Tetapi apa tujuan itu? Sartre bilang, manusia dikutuk untuk bebas. Dia yakin bahwa manusia diciptakan tanpa membawa misi apa pun, dan karenanya kita punya kebebasan untuk menentukan hakikat kita sendiri.
Aku tidak menganggukkan kepalaku atas itu. Aku sangat yakin bahwa kehidupan ini punya makna universal yang mesti dicapai setiap orang. Jelas aku bukan seorang fatalis, tetapi makna kehidupan ini haruslah ada agar penciptaan manusia bisa diterima secara rasional.
Apa makna yang satu itu? Entah. Mengapa kita harus berpusing-pusing dengannya? Menurutku, pendapat Sartre memantik kobaran api yang membakar semangat orang-orang supaya membentuk dirinya sendiri dan tidak menyerah pada takdir.
Dia sendiri menganggap kebebasan sebagai beban, sebab kebebasan mengimplikasikan tanggung jawab. Akan tetapi, apa jadinya manusia tanpa kebebasan? Aku tidak bisa menerima perumpamaan para fatalis bahwa manusia sama seperti wayang yang dikendalikan seorang dalang.
Aku setuju denganmu, Kawan: hidup kita mesti dikendalikan oleh tujuan penciptaan. Di samping ketidaktahuan kita soal tujuan itu, mengapa kita tidak hidupi saja dunia ini dengan kreasi kita sendiri, sebab kebebasan yang tertimpa pada kita tidak sepatutnya disia-siakan.
Pendapat Sartre mengandung setitik kebaikan. Agar bisa eksis di tengah kegaduhan manusia, engkau mesti berbuat sesuatu yang mengguncangkan peradabanmu.Â
Jika tujuan yang satu itu terlalu abu-abu, kita mesti menciptakannya sendiri sebelum raga tercerabut dari waktu.

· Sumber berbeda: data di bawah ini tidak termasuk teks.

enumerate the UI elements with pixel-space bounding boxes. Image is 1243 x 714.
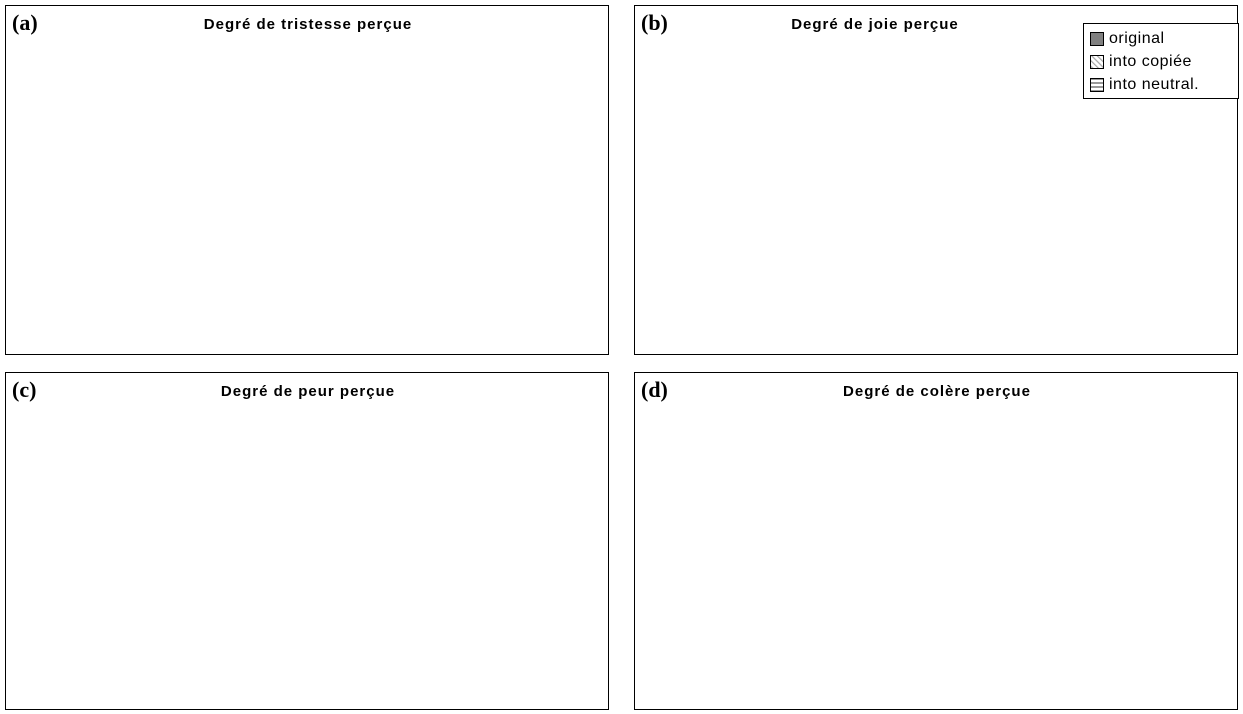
legend: original into copiée into neutral. — [1083, 23, 1239, 99]
panel-c: (c) Degré de peur perçue — [5, 372, 609, 710]
chart-svg-d — [635, 373, 1238, 710]
legend-item-neutral: into neutral. — [1090, 75, 1199, 95]
chart-title: Degré de colère perçue — [843, 383, 1031, 400]
legend-item-original: original — [1090, 29, 1165, 49]
panel-letter: (a) — [12, 10, 38, 35]
legend-label: original — [1109, 30, 1165, 47]
legend-swatch-copiee — [1090, 55, 1104, 69]
chart-svg-a — [6, 6, 609, 355]
legend-label: into copiée — [1109, 53, 1192, 70]
panel-letter: (c) — [12, 377, 37, 402]
panel-a: (a) Degré de tristesse perçue — [5, 5, 609, 355]
chart-title: Degré de joie perçue — [791, 16, 959, 33]
panel-d: (d) Degré de colère perçue — [634, 372, 1238, 710]
chart-title: Degré de peur perçue — [220, 383, 396, 400]
legend-swatch-neutral — [1090, 78, 1104, 92]
panel-letter: (d) — [641, 377, 668, 402]
legend-item-copiee: into copiée — [1090, 52, 1192, 72]
panel-letter: (b) — [641, 10, 668, 35]
chart-title: Degré de tristesse perçue — [203, 16, 413, 33]
legend-label: into neutral. — [1109, 76, 1200, 93]
chart-svg-c — [6, 373, 609, 710]
legend-swatch-original — [1090, 32, 1104, 46]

Aku benci orang-orang yang menyerah pada takdir! Aku cinta mereka yang memberontak hingga batas mereka. Lewat ketegarannya menerima nestapa, mereka menciptakan medan juangnya sendiri dengan keringat dingin yang menyelimuti pelipisnya.
Apa yang kau tunggu, Kawanku? Kejarlah apa yang kau inginkan di dunia ini! Engkau mengerti aturannya bukan? "Gapailah apa pun yang dapat membahagiakanmu, dengan syarat, engkau tidak boleh ketergantungan terhadapnya."